The Association voted to adopt Julia Lopez as Dame Angela's replacement and she will ran as the Conservative candidate in the General Election on 8 June 2017 securing a majority of 17,723. Since her election, Julia has been tirelessly working for her Constituents helping them in any way she can. Julia holds regular surgeries across the Constituency to meet with constituents, and can also be seen regularly knocking on doors and delivering leaflets to residents.
Julia was born and grew up in Essex before moving to East London. She went to her local state school and secured a place at Queens' College, University of Cambridge. For the past decade she has lived in East London, and has been a councillor in Tower Hamlets since 2014. It was the experience of the corruption, electoral fraud and maladministration of the borough under former Mayor, Lutfur Rahman, that inspired her to enter elected politics.
Her career has involved leading the office of a Central London MP, where she worked extremely closely with financial and professional services firms in the City of London, as well as small businesses and creative industries. She has co-authored two books on the financial crash and its aftermath, and is currently writing and researching her own book, London in the Noughties, for which she has interviewed a number of leading figures in the capital about how London has changed between 2000 and 2010.
Julia has sat on Tower Hamlets' strategic planning committee, deciding large-scale developments in urban regeneration areas such as Whitechapel and the Isle of Dogs.
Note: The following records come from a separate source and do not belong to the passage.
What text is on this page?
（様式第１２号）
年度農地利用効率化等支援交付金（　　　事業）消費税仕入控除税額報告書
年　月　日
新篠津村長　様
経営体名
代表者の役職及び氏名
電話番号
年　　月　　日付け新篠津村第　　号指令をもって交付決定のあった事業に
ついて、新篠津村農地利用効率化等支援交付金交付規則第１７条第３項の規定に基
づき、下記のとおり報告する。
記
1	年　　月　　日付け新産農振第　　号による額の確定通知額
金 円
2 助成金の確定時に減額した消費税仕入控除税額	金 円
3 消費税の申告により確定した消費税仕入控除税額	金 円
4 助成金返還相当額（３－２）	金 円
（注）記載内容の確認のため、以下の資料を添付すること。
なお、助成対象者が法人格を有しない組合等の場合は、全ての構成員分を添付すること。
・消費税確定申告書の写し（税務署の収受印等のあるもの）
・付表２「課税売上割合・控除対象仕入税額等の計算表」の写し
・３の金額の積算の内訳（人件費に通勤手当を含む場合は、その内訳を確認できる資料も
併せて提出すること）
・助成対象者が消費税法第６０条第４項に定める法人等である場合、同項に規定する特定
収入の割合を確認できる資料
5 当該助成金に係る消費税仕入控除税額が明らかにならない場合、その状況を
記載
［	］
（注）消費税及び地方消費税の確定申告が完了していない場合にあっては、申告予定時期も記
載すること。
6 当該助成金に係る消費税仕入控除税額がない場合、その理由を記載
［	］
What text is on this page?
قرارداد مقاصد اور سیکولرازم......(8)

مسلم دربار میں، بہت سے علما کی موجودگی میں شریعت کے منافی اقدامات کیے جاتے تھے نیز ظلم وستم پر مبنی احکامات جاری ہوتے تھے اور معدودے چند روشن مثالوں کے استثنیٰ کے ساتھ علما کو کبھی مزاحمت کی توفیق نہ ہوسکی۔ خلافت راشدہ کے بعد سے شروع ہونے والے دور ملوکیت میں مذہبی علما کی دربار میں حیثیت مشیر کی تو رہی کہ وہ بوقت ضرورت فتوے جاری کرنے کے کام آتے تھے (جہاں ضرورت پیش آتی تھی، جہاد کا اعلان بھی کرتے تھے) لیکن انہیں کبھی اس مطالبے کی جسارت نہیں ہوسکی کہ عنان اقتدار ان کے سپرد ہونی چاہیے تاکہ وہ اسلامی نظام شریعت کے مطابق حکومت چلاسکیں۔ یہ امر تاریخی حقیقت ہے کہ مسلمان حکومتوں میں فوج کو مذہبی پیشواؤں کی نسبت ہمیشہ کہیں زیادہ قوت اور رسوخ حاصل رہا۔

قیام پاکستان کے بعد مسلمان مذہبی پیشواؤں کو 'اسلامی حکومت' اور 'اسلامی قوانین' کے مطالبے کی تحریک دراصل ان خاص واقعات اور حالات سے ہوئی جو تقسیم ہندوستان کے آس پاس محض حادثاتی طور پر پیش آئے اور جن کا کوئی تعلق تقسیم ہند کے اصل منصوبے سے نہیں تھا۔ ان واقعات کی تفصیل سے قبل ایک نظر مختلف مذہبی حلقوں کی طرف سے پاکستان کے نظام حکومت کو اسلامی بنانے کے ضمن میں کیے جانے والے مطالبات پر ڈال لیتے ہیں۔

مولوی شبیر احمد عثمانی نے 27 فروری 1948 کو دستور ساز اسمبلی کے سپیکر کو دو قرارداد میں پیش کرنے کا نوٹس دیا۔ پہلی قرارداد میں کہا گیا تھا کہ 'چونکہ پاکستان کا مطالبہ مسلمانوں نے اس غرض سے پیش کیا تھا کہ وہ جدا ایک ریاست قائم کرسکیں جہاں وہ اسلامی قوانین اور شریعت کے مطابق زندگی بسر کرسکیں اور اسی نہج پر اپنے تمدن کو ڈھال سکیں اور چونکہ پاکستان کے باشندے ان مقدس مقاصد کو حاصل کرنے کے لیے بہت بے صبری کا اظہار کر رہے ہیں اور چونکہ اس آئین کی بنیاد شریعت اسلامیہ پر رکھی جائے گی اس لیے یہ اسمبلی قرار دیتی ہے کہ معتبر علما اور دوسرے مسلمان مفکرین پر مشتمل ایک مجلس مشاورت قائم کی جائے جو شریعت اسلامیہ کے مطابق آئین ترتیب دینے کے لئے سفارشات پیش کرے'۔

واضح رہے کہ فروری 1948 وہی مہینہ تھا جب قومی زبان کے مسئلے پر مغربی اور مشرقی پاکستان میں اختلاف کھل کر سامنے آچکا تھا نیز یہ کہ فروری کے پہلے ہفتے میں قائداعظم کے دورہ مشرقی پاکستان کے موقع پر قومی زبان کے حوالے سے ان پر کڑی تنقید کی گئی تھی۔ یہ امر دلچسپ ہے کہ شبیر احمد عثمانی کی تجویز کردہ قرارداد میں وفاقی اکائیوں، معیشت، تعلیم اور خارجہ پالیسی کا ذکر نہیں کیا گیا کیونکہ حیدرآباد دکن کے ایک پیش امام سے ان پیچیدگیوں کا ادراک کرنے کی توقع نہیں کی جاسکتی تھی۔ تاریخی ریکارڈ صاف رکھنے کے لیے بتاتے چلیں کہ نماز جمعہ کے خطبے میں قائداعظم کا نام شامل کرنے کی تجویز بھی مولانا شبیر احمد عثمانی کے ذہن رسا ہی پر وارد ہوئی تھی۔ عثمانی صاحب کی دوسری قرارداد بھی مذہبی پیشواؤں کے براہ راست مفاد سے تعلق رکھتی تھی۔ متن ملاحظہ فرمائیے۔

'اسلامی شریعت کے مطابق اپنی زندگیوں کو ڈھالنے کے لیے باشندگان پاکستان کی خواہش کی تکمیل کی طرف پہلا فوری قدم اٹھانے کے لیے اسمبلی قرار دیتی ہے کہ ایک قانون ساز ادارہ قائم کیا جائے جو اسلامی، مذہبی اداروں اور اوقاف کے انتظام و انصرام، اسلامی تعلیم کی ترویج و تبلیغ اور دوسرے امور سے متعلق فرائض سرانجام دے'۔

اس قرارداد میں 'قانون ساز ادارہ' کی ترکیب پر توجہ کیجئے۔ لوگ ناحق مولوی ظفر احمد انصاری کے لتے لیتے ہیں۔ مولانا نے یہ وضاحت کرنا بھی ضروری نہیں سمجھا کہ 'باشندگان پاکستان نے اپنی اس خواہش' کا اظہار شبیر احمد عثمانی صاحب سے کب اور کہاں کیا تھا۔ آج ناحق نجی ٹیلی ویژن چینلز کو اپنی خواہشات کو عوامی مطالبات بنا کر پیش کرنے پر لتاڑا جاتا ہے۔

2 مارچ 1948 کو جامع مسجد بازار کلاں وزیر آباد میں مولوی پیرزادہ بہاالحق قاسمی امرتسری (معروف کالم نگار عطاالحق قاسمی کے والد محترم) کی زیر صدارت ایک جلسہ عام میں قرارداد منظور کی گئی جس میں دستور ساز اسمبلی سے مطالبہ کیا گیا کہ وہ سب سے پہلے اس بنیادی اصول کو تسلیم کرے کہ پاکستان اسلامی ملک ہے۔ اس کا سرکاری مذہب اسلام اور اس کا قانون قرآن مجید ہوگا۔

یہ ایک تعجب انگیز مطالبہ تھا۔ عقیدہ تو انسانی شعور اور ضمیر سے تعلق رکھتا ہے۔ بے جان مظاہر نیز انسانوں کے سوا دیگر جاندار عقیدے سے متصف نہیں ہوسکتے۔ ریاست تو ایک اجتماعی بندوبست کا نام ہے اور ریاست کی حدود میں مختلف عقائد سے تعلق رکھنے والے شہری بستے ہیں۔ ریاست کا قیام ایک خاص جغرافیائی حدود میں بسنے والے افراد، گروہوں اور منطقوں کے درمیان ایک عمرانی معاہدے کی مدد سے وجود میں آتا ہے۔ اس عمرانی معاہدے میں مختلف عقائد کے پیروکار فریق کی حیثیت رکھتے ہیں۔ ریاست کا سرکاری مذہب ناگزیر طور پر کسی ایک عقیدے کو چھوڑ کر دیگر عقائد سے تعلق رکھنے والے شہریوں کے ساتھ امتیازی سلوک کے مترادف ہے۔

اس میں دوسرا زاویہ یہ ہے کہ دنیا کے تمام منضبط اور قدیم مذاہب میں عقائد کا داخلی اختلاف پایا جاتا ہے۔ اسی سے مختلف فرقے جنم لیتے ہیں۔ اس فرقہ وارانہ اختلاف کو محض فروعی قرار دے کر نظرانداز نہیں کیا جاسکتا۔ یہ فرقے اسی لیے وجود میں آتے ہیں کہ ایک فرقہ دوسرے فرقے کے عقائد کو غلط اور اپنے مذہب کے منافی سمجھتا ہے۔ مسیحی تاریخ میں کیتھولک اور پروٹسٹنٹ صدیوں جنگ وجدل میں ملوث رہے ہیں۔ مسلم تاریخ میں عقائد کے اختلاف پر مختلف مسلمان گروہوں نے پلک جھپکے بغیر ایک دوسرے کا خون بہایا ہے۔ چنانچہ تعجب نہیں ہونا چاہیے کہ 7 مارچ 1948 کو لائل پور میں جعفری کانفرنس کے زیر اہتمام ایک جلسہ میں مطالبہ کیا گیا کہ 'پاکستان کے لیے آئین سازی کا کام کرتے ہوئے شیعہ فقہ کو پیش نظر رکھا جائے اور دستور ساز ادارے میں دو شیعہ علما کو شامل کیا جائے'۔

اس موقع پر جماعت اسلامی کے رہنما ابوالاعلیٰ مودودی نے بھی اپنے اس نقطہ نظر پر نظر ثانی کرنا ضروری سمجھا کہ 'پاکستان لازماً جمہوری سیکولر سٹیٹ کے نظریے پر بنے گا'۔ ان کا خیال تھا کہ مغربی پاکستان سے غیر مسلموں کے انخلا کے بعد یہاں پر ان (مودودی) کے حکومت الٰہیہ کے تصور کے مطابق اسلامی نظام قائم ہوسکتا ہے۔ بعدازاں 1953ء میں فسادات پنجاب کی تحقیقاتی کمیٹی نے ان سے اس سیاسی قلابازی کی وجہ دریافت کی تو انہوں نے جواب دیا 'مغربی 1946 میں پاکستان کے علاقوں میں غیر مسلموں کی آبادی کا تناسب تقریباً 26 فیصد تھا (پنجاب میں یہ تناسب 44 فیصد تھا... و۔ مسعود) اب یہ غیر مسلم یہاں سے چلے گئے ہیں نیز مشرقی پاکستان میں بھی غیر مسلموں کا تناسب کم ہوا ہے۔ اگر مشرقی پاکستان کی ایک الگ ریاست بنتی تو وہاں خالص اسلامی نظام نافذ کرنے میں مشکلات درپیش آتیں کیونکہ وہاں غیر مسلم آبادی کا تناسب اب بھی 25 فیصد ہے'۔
She was also Scrutiny Lead for Children’s Services, spearheading investigations on free schools and reform of the youth service after widespread allegations of misconduct.
Since 2015 Julia has worked with the Alliance of Conservatives and Reformists in Europe (ACRE) to strengthen international trade and party alliances in developing nations and across Europe, most recently in order to lay groundwork for the UK’s Brexit deal. She voted to Leave the European Union at last year's referendum. Julia has also worked with the Westminster Foundation for Democracy (WfD), to make political systems and parties more resilient and robust in developing nations, and is a trustee of education charity, Inspire Malawi.
Julia got married in September 2017 to her partner, who is British Australian and was born in El Salvador. That same month she was elected by fellow MPs to sit on the International Trade Select Committee.